The innovative pilot program is one of several components of the Small Town Energy Program that the Town of University Park is currently participating in courtesy of a three-year grant from the US Department of Energy. The pilot was launched to determine whether a town-wide composting program is feasible and effective.
STEP partnered with a local company, Compost Cab, to provide weekly household pickup from fifty volunteer households for composting. Compost Cab used sturdy, food-grade plastic buckets with screw-top lids that eliminated the need for backyard composters, and delivered the kitchen scraps to local urban farms for composting. The goal? To divert kitchen waste into compost instead of sending it to landfills so that methane—one of the most potent greenhouse gases—will be reduced.
Response to the program from participating households was overwhelmingly positive. All but one respondent said they would recommend the program “enthusiastically with no reservations,” and 98% of respondents (all but one) ranked their overall satisfaction as an 8 or higher on a scale of 1 to 10. Sample feedback: “It‘s been very easy to integrate into our routine,” and “Great project, all communities should offer this for people who don’t compost in their own backyards.”
In the five months since the program has been running, Compost Cab has collected an average weekly weight of 8.5 pounds of food scraps per pilot household, adding up to almost 4 tons of food waste. A town-wide program could divert more than 150 tons of food scraps from the town’s waste stream each year.
MRN bestowed the award to the Town of University Park based on their efforts in “advocating, implementing, operating or otherwise promoting waste reduction and/or recycling in Maryland over the past year.”
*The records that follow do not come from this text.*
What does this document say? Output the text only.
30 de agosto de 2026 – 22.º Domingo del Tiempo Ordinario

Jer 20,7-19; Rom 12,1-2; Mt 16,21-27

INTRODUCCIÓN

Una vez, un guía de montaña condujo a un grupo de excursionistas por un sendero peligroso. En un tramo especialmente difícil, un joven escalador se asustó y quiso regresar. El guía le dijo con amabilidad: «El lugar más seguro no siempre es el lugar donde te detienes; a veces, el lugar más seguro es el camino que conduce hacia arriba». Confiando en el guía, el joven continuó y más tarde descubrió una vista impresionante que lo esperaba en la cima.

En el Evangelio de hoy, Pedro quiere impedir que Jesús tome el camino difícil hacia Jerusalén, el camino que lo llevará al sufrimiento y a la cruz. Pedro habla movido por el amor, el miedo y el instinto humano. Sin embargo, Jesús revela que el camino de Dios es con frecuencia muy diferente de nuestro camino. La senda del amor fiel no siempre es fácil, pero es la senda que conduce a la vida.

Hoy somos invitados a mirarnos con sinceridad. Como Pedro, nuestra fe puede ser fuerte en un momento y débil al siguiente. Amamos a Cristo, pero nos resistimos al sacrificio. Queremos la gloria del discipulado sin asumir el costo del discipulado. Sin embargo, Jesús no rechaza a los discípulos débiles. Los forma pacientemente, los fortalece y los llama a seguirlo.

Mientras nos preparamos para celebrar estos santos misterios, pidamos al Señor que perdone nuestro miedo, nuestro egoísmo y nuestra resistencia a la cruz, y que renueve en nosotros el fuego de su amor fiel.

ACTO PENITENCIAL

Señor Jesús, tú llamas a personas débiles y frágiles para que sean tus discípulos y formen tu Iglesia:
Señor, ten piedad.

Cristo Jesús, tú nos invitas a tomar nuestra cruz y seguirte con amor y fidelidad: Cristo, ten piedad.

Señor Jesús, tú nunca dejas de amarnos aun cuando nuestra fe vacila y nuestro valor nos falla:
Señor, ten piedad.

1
STEP is funded by the United States Department of Energy’s Better Buildings Neighborhood Program. STEP is a three-year, $1.42 million initiative to reduce energy usage by 20% in 20% of the homes in University Park (and now in the three communities into which STEP is expanding). The program’s goal is to create a model community energy transformation program that serves as a roadmap for other small towns across the U.S. The program began in August 2010 and runs through July 2013.